The
New York Times continues to attack Newser. A few weeks ago
it was in a legal letter telling Newser not to use the little
Times “T” to identify the
Times as an original content source; this morning
it’s in a piece by its media columnist, David Carr, that says “Google, the Huffington Post, and Newser have built their audiences and brands on other people’s labors.”
Carr’s idea is that, in an effort to save newspapers, owners should get together and have every paper charge for its website so that, among other effects, aggregators won’t be able to reference the efforts of news organizations like the beleaguered
Times.
What we have here is a deeply plaintive cry: Stop the world, I want to get off.
As it happens,
the problems in the newspaper industry are not principally caused by reader attrition, but by the flight of advertisers.

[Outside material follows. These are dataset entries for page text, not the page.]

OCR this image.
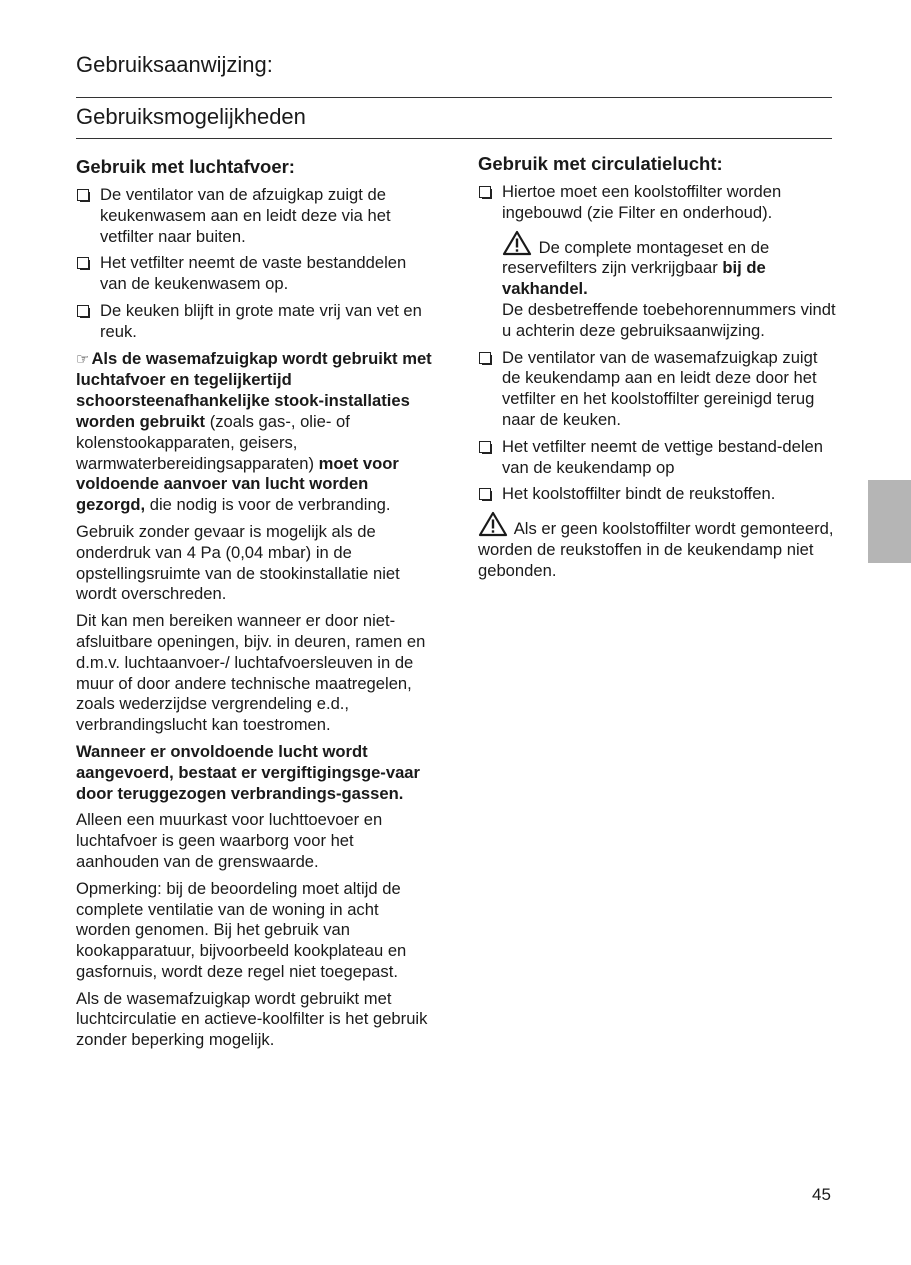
Gebruiksaanwijzing:
Gebruiksmogelijkheden
Gebruik met luchtafvoer:
De ventilator van de afzuigkap zuigt de keukenwasem aan en leidt deze via het vetfilter naar buiten.
Het vetfilter neemt de vaste bestanddelen van de keukenwasem op.
De keuken blijft in grote mate vrij van vet en reuk.

☞ Als de wasemafzuigkap wordt gebruikt met luchtafvoer en tegelijkertijd schoorsteenafhankelijke stook-installaties worden gebruikt (zoals gas-, olie- of kolenstookapparaten, geisers, warmwaterbereidingsapparaten) moet voor voldoende aanvoer van lucht worden gezorgd, die nodig is voor de verbranding.

Gebruik zonder gevaar is mogelijk als de onderdruk van 4 Pa (0,04 mbar) in de opstellingsruimte van de stookinstallatie niet wordt overschreden.

Dit kan men bereiken wanneer er door niet-afsluitbare openingen, bijv. in deuren, ramen en d.m.v. luchtaanvoer-/ luchtafvoersleuven in de muur of door andere technische maatregelen, zoals wederzijdse vergrendeling e.d., verbrandingslucht kan toestromen.

Wanneer er onvoldoende lucht wordt aangevoerd, bestaat er vergiftigingsge-vaar door teruggezogen verbrandings-gassen.

Alleen een muurkast voor luchttoevoer en luchtafvoer is geen waarborg voor het aanhouden van de grenswaarde.

Opmerking: bij de beoordeling moet altijd de complete ventilatie van de woning in acht worden genomen. Bij het gebruik van kookapparatuur, bijvoorbeeld kookplateau en gasfornuis, wordt deze regel niet toegepast.

Als de wasemafzuigkap wordt gebruikt met luchtcirculatie en actieve-koolfilter is het gebruik zonder beperking mogelijk.

Gebruik met circulatielucht:
Hiertoe moet een koolstoffilter worden ingebouwd (zie Filter en onderhoud).

De complete montageset en de reservefilters zijn verkrijgbaar bij de vakhandel.
De desbetreffende toebehorennummers vindt u achterin deze gebruiksaanwijzing.

De ventilator van de wasemafzuigkap zuigt de keukendamp aan en leidt deze door het vetfilter en het koolstoffilter gereinigd terug naar de keuken.
Het vetfilter neemt de vettige bestand-delen van de keukendamp op
Het koolstoffilter bindt de reukstoffen.

Als er geen koolstoffilter wordt gemonteerd, worden de reukstoffen in de keukendamp niet gebonden.

45
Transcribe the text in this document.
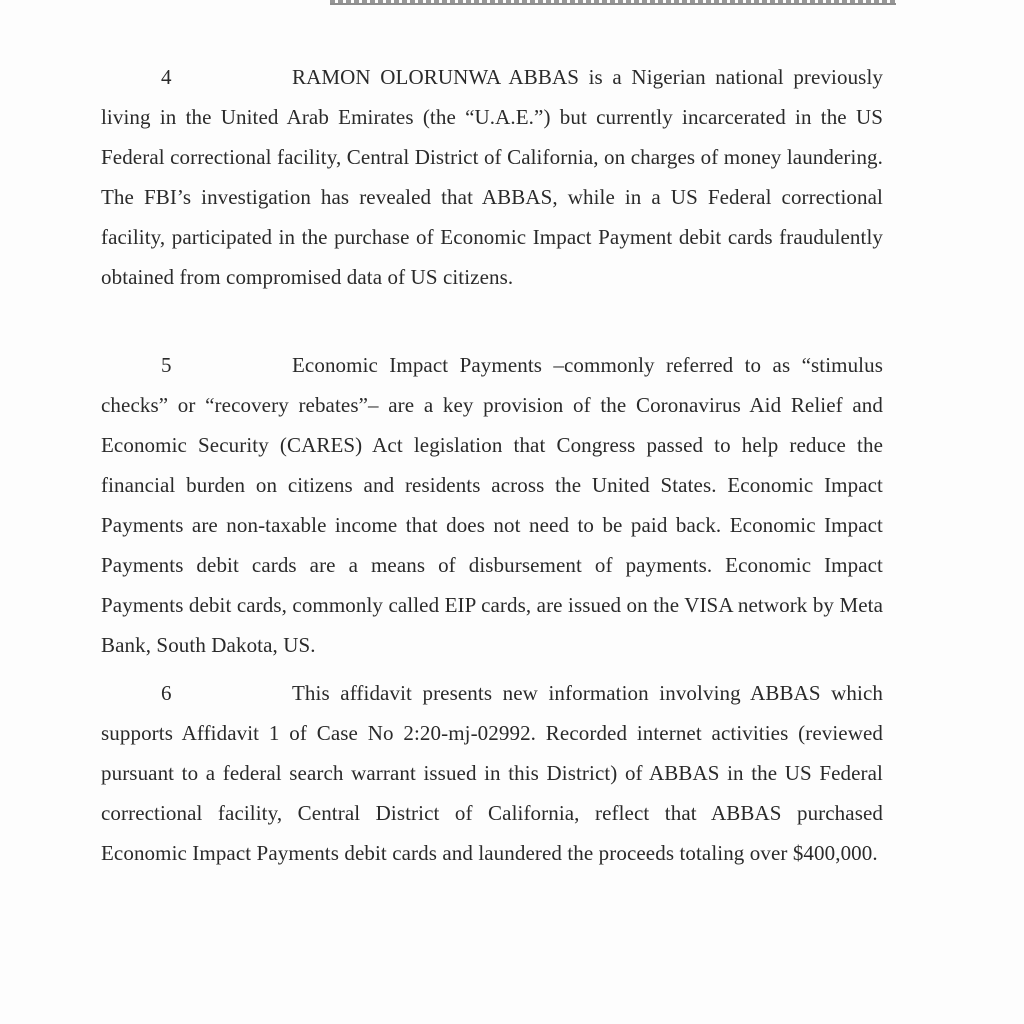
4	RAMON OLORUNWA ABBAS is a Nigerian national previously living in the United Arab Emirates (the “U.A.E.”) but currently incarcerated in the US Federal correctional facility, Central District of California, on charges of money laundering. The FBI’s investigation has revealed that ABBAS, while in a US Federal correctional facility, participated in the purchase of Economic Impact Payment debit cards fraudulently obtained from compromised data of US citizens.

5	Economic Impact Payments –commonly referred to as “stimulus checks” or “recovery rebates”– are a key provision of the Coronavirus Aid Relief and Economic Security (CARES) Act legislation that Congress passed to help reduce the financial burden on citizens and residents across the United States. Economic Impact Payments are non-taxable income that does not need to be paid back. Economic Impact Payments debit cards are a means of disbursement of payments. Economic Impact Payments debit cards, commonly called EIP cards, are issued on the VISA network by Meta Bank, South Dakota, US.

6	This affidavit presents new information involving ABBAS which supports Affidavit 1 of Case No 2:20-mj-02992. Recorded internet activities (reviewed pursuant to a federal search warrant issued in this District) of ABBAS in the US Federal correctional facility, Central District of California, reflect that ABBAS purchased Economic Impact Payments debit cards and laundered the proceeds totaling over $400,000.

Even before the recession, auto, help-wanted, and real estate advertising, the bedrock of the newspaper business, had been migrating to the web. It’s just a technological advance: The web is a better place to unite buyer and seller.

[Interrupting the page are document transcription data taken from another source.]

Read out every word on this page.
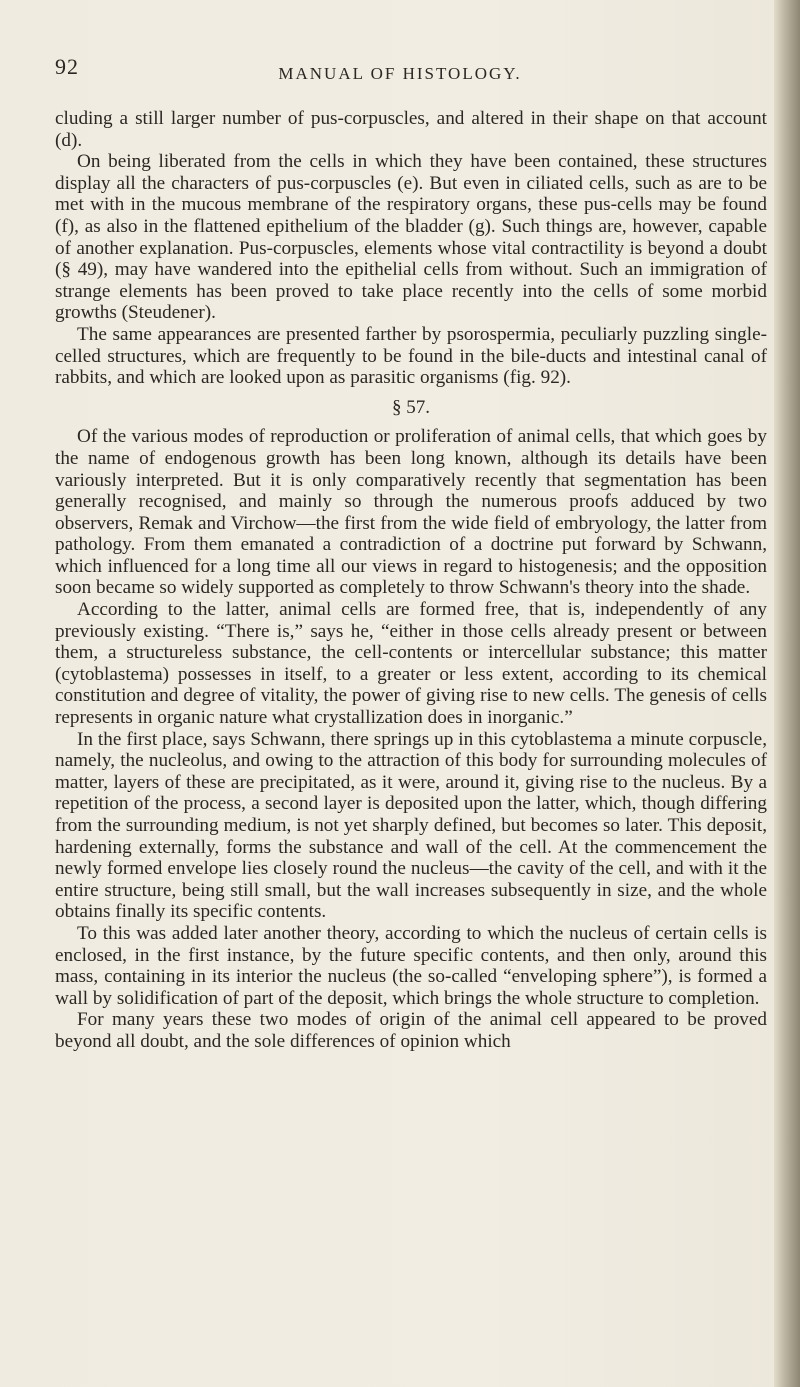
92	MANUAL OF HISTOLOGY.

cluding a still larger number of pus-corpuscles, and altered in their shape on that account (d).

On being liberated from the cells in which they have been contained, these structures display all the characters of pus-corpuscles (e). But even in ciliated cells, such as are to be met with in the mucous membrane of the respiratory organs, these pus-cells may be found (f), as also in the flattened epithelium of the bladder (g). Such things are, however, capable of another explanation. Pus-corpuscles, elements whose vital contractility is beyond a doubt (§ 49), may have wandered into the epithelial cells from without. Such an immigration of strange elements has been proved to take place recently into the cells of some morbid growths (Steudener).

The same appearances are presented farther by psorospermia, peculiarly puzzling single-celled structures, which are frequently to be found in the bile-ducts and intestinal canal of rabbits, and which are looked upon as parasitic organisms (fig. 92).

§ 57.

Of the various modes of reproduction or proliferation of animal cells, that which goes by the name of endogenous growth has been long known, although its details have been variously interpreted. But it is only comparatively recently that segmentation has been generally recognised, and mainly so through the numerous proofs adduced by two observers, Remak and Virchow—the first from the wide field of embryology, the latter from pathology. From them emanated a contradiction of a doctrine put forward by Schwann, which influenced for a long time all our views in regard to histogenesis; and the opposition soon became so widely supported as completely to throw Schwann's theory into the shade.

According to the latter, animal cells are formed free, that is, independently of any previously existing. “There is,” says he, “either in those cells already present or between them, a structureless substance, the cell-contents or intercellular substance; this matter (cytoblastema) possesses in itself, to a greater or less extent, according to its chemical constitution and degree of vitality, the power of giving rise to new cells. The genesis of cells represents in organic nature what crystallization does in inorganic.”

In the first place, says Schwann, there springs up in this cytoblastema a minute corpuscle, namely, the nucleolus, and owing to the attraction of this body for surrounding molecules of matter, layers of these are precipitated, as it were, around it, giving rise to the nucleus. By a repetition of the process, a second layer is deposited upon the latter, which, though differing from the surrounding medium, is not yet sharply defined, but becomes so later. This deposit, hardening externally, forms the substance and wall of the cell. At the commencement the newly formed envelope lies closely round the nucleus—the cavity of the cell, and with it the entire structure, being still small, but the wall increases subsequently in size, and the whole obtains finally its specific contents.

To this was added later another theory, according to which the nucleus of certain cells is enclosed, in the first instance, by the future specific contents, and then only, around this mass, containing in its interior the nucleus (the so-called “enveloping sphere”), is formed a wall by solidification of part of the deposit, which brings the whole structure to completion.

For many years these two modes of origin of the animal cell appeared to be proved beyond all doubt, and the sole differences of opinion which
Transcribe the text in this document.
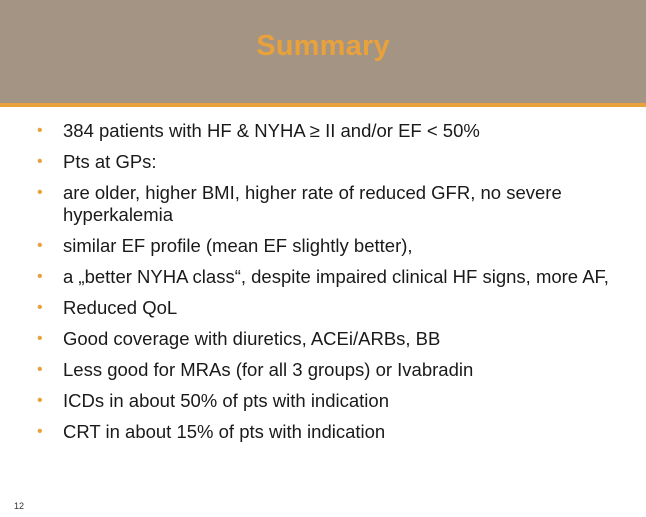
Summary
• 384 patients with HF & NYHA ≥ II and/or EF < 50%
• Pts at GPs:
• are older, higher BMI, higher rate of reduced GFR, no severe hyperkalemia
• similar EF profile (mean EF slightly better),
• a „better NYHA class“, despite impaired clinical HF signs, more AF,
• Reduced QoL
• Good coverage with diuretics, ACEi/ARBs, BB
• Less good for MRAs (for all 3 groups) or Ivabradin
• ICDs in about 50% of pts with indication
• CRT in about 15% of pts with indication
12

Newspapers, not just in their print form but in their electronic versions, too, are old-fashioned things—technologically obsolete, as reasonably happens to hundred-year-old industries. Fundamentally, news organizations are about restricting access to news. That is, they want you to see their news and nobody else's. They want your loyalty at the expense of you knowing more and knowing it sooner. The central premise of the
New York Times is that the
Times is all you need to be a well-informed citizen and news consumer. That, of course, is not just quaint but preposterous. With the instant availability of news from a Niagara of sources and locations, why is it again that you’d merely be satisfied with the
New York Times?
(AP Image)
Limited to the
Times, you’re also limited to the
Times’ form—articles meant to fill up column inches to surround advertising space that can no longer be sold. Carr’s article itself—wordy, disorganized, flailing about—is a good example of a form that ought to rightly be retired. There’s too much news and information to have to spend a hard-fought 10 minutes with David Carr.
This is harsh, but obvious: Google, the Huffington Post, and Newser do the job of keeping readers efficiently informed better than the
Times. For one thing, we’re dishing up more stories from more sources. The
Times may be diligently gathering news, but there’s now an additional and quite possibly more important job: to organize and select the best and most relevant news.

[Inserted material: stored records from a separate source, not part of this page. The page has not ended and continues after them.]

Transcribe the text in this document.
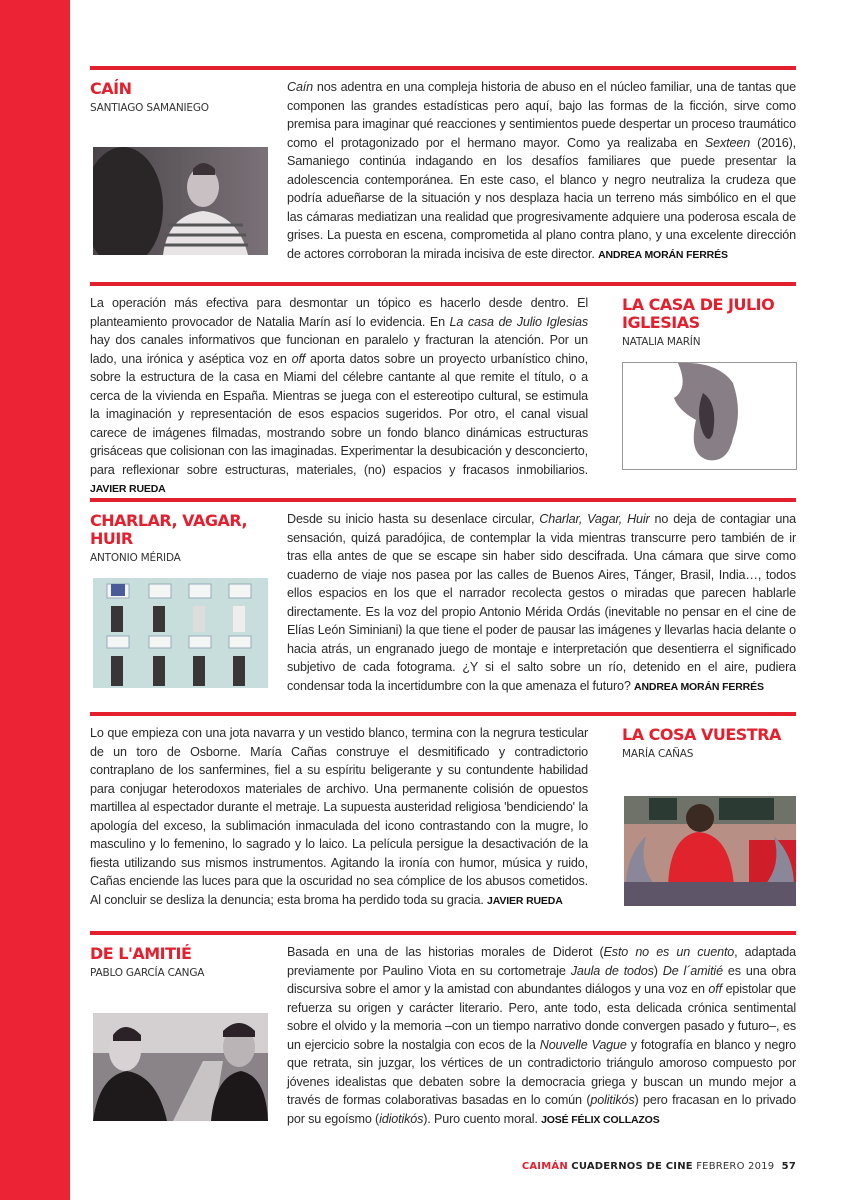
CAÍN
SANTIAGO SAMANIEGO

Caín nos adentra en una compleja historia de abuso en el núcleo familiar, una de tantas que componen las grandes estadísticas pero aquí, bajo las formas de la ficción, sirve como premisa para imaginar qué reacciones y sentimientos puede despertar un proceso traumático como el protagonizado por el hermano mayor. Como ya realizaba en Sexteen (2016), Samaniego continúa indagando en los desafíos familiares que puede presentar la adolescencia contemporánea. En este caso, el blanco y negro neutraliza la crudeza que podría adueñarse de la situación y nos desplaza hacia un terreno más simbólico en el que las cámaras mediatizan una realidad que progresivamente adquiere una poderosa escala de grises. La puesta en escena, comprometida al plano contra plano, y una excelente dirección de actores corroboran la mirada incisiva de este director. ANDREA MORÁN FERRÉS

La operación más efectiva para desmontar un tópico es hacerlo desde dentro. El planteamiento provocador de Natalia Marín así lo evidencia. En La casa de Julio Iglesias hay dos canales informativos que funcionan en paralelo y fracturan la atención. Por un lado, una irónica y aséptica voz en off aporta datos sobre un proyecto urbanístico chino, sobre la estructura de la casa en Miami del célebre cantante al que remite el título, o a cerca de la vivienda en España. Mientras se juega con el estereotipo cultural, se estimula la imaginación y representación de esos espacios sugeridos. Por otro, el canal visual carece de imágenes filmadas, mostrando sobre un fondo blanco dinámicas estructuras grisáceas que colisionan con las imaginadas. Experimentar la desubicación y desconcierto, para reflexionar sobre estructuras, materiales, (no) espacios y fracasos inmobiliarios. JAVIER RUEDA

LA CASA DE JULIO IGLESIAS
NATALIA MARÍN
CHARLAR, VAGAR, HUIR
ANTONIO MÉRIDA

Desde su inicio hasta su desenlace circular, Charlar, Vagar, Huir no deja de contagiar una sensación, quizá paradójica, de contemplar la vida mientras transcurre pero también de ir tras ella antes de que se escape sin haber sido descifrada. Una cámara que sirve como cuaderno de viaje nos pasea por las calles de Buenos Aires, Tánger, Brasil, India…, todos ellos espacios en los que el narrador recolecta gestos o miradas que parecen hablarle directamente. Es la voz del propio Antonio Mérida Ordás (inevitable no pensar en el cine de Elías León Siminiani) la que tiene el poder de pausar las imágenes y llevarlas hacia delante o hacia atrás, un engranado juego de montaje e interpretación que desentierra el significado subjetivo de cada fotograma. ¿Y si el salto sobre un río, detenido en el aire, pudiera condensar toda la incertidumbre con la que amenaza el futuro? ANDREA MORÁN FERRÉS

Lo que empieza con una jota navarra y un vestido blanco, termina con la negrura testicular de un toro de Osborne. María Cañas construye el desmitificado y contradictorio contraplano de los sanfermines, fiel a su espíritu beligerante y su contundente habilidad para conjugar heterodoxos materiales de archivo. Una permanente colisión de opuestos martillea al espectador durante el metraje. La supuesta austeridad religiosa 'bendiciendo' la apología del exceso, la sublimación inmaculada del icono contrastando con la mugre, lo masculino y lo femenino, lo sagrado y lo laico. La película persigue la desactivación de la fiesta utilizando sus mismos instrumentos. Agitando la ironía con humor, música y ruido, Cañas enciende las luces para que la oscuridad no sea cómplice de los abusos cometidos. Al concluir se desliza la denuncia; esta broma ha perdido toda su gracia. JAVIER RUEDA

LA COSA VUESTRA
MARÍA CAÑAS
DE L'AMITIÉ
PABLO GARCÍA CANGA

Basada en una de las historias morales de Diderot (Esto no es un cuento, adaptada previamente por Paulino Viota en su cortometraje Jaula de todos) De l´amitié es una obra discursiva sobre el amor y la amistad con abundantes diálogos y una voz en off epistolar que refuerza su origen y carácter literario. Pero, ante todo, esta delicada crónica sentimental sobre el olvido y la memoria –con un tiempo narrativo donde convergen pasado y futuro–, es un ejercicio sobre la nostalgia con ecos de la Nouvelle Vague y fotografía en blanco y negro que retrata, sin juzgar, los vértices de un contradictorio triángulo amoroso compuesto por jóvenes idealistas que debaten sobre la democracia griega y buscan un mundo mejor a través de formas colaborativas basadas en lo común (politikós) pero fracasan en lo privado por su egoísmo (idiotikós). Puro cuento moral. JOSÉ FÉLIX COLLAZOS

CAIMÁN CUADERNOS DE CINE FEBRERO 2019 57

And here’s something else: At Newser we make the
Times shorter. Meaning no disrespect to David Carr,
the Newser version of his story is clearer and quicker than the
Times version.
Newspaper people like Carr have taken to threatening aggregators by saying that when the aggregators put newspapers out of business there will be nothing to aggregate. The
Times, among other traditional news organizations—disregarding an explosion of information on the web that is transforming human consciousness—continues to believe it has a special monopoly on information.
They don’t. That’s the point. Another monopoly is broken—which is always good news.